If you’re late in the competition and trying to find a solution for a bid request influenced by a competitor, try to reengineer the customer’s vision. Persuade the customer to value your discriminators. The success of this strategy relies on whether the customer has the latitude to change the requirements or to select a noncompliant solution.

Do all you can to influence the requirements favorably. For example, when competing for a cost-driven services contract, brainstorm ways to reduce your cost by asking the following questions:

  • How can we reduce management layers?
  • Can we increase management’s span of control?
  • Where should we place people within grades?
  • 4. Base your cost-estimating rationale on the assumption that nothing is new—everything has been done before.

    Many customer cost analysts assume everything has been done before. Base your estimating rationale on the same assumption.

    In any selling environment, few customers want to purchase version 1 or serial 001. The risk of being first is often too great. Base estimates on the most similar historical tasks. Break down the project until you can identify subtasks that are similar to subtasks from prior projects.

    5. Prepare or tailor written estimating guidelines for each opportunity.

    Unique complex programs require new estimating guidelines for each opportunity. For services or products that are similar from opportunity to opportunity, consider whether your current guidelines need tailoring.
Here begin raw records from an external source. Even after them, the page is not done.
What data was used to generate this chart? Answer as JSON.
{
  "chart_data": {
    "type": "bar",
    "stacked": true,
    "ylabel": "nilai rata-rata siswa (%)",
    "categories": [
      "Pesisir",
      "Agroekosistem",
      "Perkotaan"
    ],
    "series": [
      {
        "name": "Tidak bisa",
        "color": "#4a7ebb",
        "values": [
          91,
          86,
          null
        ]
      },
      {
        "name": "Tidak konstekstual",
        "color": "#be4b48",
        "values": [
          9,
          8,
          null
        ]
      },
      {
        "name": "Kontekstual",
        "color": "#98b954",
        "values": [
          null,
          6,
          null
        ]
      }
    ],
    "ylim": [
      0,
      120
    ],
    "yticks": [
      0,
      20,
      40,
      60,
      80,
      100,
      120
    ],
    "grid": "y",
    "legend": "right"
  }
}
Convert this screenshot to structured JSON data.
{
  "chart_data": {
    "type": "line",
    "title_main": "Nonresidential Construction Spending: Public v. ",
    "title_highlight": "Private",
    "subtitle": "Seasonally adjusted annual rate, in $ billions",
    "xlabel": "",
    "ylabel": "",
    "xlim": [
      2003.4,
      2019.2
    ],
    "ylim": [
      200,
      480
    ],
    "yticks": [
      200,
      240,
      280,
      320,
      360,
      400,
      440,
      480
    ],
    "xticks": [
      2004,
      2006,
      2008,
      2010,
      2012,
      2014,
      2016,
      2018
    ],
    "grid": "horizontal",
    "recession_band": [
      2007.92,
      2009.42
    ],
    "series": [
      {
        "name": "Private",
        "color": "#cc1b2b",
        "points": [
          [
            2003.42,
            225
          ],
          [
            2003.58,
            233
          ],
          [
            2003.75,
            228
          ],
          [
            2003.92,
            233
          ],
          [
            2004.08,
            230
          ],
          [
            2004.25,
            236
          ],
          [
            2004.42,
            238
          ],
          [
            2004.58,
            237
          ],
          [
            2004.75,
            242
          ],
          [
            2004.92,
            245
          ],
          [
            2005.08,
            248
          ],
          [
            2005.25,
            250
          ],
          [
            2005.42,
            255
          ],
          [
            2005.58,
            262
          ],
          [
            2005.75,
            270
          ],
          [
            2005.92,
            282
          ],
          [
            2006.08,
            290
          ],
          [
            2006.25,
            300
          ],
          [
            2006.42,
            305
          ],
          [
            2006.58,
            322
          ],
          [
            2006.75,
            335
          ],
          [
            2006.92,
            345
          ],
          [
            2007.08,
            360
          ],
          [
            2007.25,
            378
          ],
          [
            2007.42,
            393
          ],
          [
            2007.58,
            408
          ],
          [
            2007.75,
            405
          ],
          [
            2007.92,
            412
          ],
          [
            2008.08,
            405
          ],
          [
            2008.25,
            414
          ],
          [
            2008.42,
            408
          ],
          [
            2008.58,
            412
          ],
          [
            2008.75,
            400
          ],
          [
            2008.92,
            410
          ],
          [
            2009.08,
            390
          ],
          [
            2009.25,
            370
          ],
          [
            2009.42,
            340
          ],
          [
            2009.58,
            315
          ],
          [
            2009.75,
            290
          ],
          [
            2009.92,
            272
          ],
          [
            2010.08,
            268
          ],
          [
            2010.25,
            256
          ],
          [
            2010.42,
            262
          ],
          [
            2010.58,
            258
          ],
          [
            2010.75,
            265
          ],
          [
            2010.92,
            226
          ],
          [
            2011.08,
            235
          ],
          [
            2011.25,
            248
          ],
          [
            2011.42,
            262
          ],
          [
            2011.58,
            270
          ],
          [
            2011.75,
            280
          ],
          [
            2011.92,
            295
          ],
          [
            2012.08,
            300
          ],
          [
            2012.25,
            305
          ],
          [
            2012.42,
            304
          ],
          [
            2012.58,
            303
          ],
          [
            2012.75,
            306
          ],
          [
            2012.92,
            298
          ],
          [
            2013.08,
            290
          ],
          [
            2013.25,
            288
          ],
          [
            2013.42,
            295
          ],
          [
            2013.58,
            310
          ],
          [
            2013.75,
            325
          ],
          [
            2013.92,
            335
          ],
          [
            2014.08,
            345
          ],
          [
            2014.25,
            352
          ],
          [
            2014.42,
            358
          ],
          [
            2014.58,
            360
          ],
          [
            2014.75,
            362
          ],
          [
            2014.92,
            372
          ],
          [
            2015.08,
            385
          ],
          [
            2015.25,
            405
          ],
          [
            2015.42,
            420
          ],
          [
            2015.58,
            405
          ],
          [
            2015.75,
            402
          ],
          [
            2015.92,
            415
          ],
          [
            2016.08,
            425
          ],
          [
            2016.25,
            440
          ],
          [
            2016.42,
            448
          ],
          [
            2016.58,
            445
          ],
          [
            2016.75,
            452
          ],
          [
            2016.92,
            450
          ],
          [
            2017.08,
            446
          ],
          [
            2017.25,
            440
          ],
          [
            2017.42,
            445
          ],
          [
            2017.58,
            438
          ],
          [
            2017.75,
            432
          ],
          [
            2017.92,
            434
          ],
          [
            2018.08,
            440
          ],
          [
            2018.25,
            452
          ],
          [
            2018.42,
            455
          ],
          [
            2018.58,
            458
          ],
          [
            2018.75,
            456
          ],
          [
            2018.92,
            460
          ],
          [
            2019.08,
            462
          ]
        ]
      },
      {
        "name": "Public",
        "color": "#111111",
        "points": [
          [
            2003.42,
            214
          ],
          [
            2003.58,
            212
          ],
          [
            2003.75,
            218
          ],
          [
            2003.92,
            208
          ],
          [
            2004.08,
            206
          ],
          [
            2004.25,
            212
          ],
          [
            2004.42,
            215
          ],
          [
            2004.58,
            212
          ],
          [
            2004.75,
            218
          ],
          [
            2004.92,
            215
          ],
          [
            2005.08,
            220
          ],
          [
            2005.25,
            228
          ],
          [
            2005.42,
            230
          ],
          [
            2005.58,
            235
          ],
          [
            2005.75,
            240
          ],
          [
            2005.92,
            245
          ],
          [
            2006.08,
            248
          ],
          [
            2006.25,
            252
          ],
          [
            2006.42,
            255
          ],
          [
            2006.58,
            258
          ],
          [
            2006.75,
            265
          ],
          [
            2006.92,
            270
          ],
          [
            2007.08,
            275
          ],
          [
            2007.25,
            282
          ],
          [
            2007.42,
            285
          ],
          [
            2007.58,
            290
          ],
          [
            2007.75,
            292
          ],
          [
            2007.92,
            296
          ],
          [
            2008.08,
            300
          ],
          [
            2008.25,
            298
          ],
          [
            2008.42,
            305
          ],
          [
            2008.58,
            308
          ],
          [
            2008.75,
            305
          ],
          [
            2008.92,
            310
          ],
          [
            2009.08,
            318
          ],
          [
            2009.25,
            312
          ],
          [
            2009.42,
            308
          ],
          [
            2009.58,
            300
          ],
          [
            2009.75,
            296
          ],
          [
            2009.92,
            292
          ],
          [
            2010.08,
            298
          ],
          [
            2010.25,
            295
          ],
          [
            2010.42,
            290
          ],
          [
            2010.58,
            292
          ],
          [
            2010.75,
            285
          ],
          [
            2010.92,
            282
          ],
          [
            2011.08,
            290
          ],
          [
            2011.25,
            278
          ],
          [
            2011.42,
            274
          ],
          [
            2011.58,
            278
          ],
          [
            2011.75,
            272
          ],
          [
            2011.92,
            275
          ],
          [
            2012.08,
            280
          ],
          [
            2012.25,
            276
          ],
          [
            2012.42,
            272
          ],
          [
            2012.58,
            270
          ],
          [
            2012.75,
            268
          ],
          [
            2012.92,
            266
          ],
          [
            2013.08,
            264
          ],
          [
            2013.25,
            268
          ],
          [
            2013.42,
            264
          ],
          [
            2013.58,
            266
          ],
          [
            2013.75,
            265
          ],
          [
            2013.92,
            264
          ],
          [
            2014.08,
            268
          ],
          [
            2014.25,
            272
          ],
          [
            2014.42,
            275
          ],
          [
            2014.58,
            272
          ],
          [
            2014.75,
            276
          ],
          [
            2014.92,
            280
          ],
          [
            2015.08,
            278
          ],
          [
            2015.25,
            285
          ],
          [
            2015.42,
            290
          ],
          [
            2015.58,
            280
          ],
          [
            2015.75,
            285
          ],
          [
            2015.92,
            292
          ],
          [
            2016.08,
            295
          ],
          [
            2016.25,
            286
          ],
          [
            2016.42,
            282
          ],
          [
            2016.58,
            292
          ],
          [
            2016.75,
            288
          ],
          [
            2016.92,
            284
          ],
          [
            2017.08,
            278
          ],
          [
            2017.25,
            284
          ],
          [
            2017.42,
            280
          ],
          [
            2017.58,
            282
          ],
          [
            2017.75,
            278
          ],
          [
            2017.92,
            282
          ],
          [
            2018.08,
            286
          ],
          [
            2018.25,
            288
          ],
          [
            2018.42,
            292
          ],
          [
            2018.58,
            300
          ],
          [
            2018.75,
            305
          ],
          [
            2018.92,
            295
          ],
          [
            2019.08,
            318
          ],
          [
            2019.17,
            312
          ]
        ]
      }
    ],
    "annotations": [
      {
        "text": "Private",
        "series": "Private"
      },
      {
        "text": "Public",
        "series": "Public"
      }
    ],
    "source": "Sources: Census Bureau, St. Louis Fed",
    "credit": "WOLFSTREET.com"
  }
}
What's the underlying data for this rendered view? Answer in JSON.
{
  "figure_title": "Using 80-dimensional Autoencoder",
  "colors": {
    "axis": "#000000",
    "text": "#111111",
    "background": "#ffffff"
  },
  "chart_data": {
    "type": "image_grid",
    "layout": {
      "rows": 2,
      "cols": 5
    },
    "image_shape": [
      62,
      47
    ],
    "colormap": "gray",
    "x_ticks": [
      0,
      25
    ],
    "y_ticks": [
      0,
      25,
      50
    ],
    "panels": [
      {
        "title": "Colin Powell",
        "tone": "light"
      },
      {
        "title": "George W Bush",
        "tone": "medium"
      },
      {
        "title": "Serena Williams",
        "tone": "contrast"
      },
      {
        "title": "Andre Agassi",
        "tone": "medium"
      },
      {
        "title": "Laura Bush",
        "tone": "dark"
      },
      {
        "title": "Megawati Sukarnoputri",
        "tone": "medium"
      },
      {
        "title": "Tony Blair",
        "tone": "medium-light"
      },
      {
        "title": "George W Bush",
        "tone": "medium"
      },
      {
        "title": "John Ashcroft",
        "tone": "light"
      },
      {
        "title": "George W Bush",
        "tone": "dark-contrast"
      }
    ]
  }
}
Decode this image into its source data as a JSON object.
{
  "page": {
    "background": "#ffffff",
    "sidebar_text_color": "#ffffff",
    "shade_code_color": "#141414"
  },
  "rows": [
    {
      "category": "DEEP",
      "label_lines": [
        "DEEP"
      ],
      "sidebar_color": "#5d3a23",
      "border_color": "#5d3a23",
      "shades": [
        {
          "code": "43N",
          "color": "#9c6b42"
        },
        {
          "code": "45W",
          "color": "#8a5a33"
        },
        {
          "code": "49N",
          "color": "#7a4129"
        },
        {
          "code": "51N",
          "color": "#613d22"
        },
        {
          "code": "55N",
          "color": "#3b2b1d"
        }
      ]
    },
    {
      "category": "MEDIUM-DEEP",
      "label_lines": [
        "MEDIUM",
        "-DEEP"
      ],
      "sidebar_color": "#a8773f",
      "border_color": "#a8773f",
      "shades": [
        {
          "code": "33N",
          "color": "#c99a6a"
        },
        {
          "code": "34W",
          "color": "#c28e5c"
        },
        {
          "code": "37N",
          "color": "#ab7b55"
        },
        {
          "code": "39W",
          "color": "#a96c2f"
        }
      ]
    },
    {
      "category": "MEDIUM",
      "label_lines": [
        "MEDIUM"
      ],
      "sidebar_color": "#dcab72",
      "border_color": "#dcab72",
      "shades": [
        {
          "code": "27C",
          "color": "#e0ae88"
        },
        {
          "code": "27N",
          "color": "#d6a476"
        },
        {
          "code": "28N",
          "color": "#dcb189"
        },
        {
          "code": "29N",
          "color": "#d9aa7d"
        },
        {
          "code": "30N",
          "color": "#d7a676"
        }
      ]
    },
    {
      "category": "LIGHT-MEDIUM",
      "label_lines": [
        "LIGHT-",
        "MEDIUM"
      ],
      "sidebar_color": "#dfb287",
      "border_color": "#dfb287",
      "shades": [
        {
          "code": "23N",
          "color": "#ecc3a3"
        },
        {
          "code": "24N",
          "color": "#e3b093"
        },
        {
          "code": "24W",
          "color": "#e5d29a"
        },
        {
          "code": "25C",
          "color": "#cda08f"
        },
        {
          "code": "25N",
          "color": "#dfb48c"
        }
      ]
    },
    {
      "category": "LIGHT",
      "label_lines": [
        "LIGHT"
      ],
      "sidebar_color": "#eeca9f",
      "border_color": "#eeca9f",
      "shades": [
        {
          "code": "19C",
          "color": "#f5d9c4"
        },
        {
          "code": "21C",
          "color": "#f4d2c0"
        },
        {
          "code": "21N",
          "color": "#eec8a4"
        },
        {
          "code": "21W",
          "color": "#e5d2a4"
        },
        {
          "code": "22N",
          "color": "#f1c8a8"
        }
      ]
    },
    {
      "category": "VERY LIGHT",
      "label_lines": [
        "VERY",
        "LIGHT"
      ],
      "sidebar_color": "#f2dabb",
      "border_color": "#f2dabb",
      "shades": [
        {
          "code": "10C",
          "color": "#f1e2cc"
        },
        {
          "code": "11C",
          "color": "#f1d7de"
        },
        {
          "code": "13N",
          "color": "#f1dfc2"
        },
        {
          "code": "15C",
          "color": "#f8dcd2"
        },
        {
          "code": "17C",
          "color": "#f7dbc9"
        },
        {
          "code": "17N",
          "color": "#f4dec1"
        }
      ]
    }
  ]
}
    Estimating guidelines cover the following types of assumptions:

    • Program schedule and milestones to determine when costs occur
    • Work Breakdown Structure (WBS) to indicate what work will be done by which cost centers
    • A make-versus-buy subcontracting determination
    • A Statement of Work (SOW) and WBS dictionary to define the services and products to be delivered
    • Relevant financial ground rules regarding escalation, facility capitalization, work facilities and locations, direct labor and overhead rates, and preapproved rates
    • A deliverables list, including all hardware, services, and data
    • The level at which costs will be estimated, disclosed, and reported, if required

    Estimating guidelines should be written for the following reasons:

    • Only written guidelines are auditable and defensible, both externally and internally
    • Estimators working in teams must be consistent
    • When costs must be disclosed, include the ground rules in the cost volume introduction to increase your credibility
    • Partners, vendors, and subcontractors need guidelines to give accurate and competitive estimates
    • Written guidelines reduce both schedule and cost risk

    6. Minimize negotiated price decreases by using the most credible rationale.

    Government procurement officials typically require full disclosure of all task and activity descriptions, cost estimates, and rationale. The soundness of the rationale determines their subsequent price-negotiating position. A poor rationale leads to requests for larger price decreases during negotiation.


    Plan activities early in the opportunity/capture phase to work with the customer to establish their requirements—and, if they have one budget, develop a realistic target cost. Keep the target cost under constant review when helping the customer develop a budget for the opportunity. Continually and clearly differentiate between cost, price, and value with the customer and with the solution team. Manage the development of a cost strategy that is aligned to and supports the win strategy. Prepare estimating guidelines for each opportunity. Develop a firm and objective rationale for your cost estimates to reduce requests to lower the price during negotiation.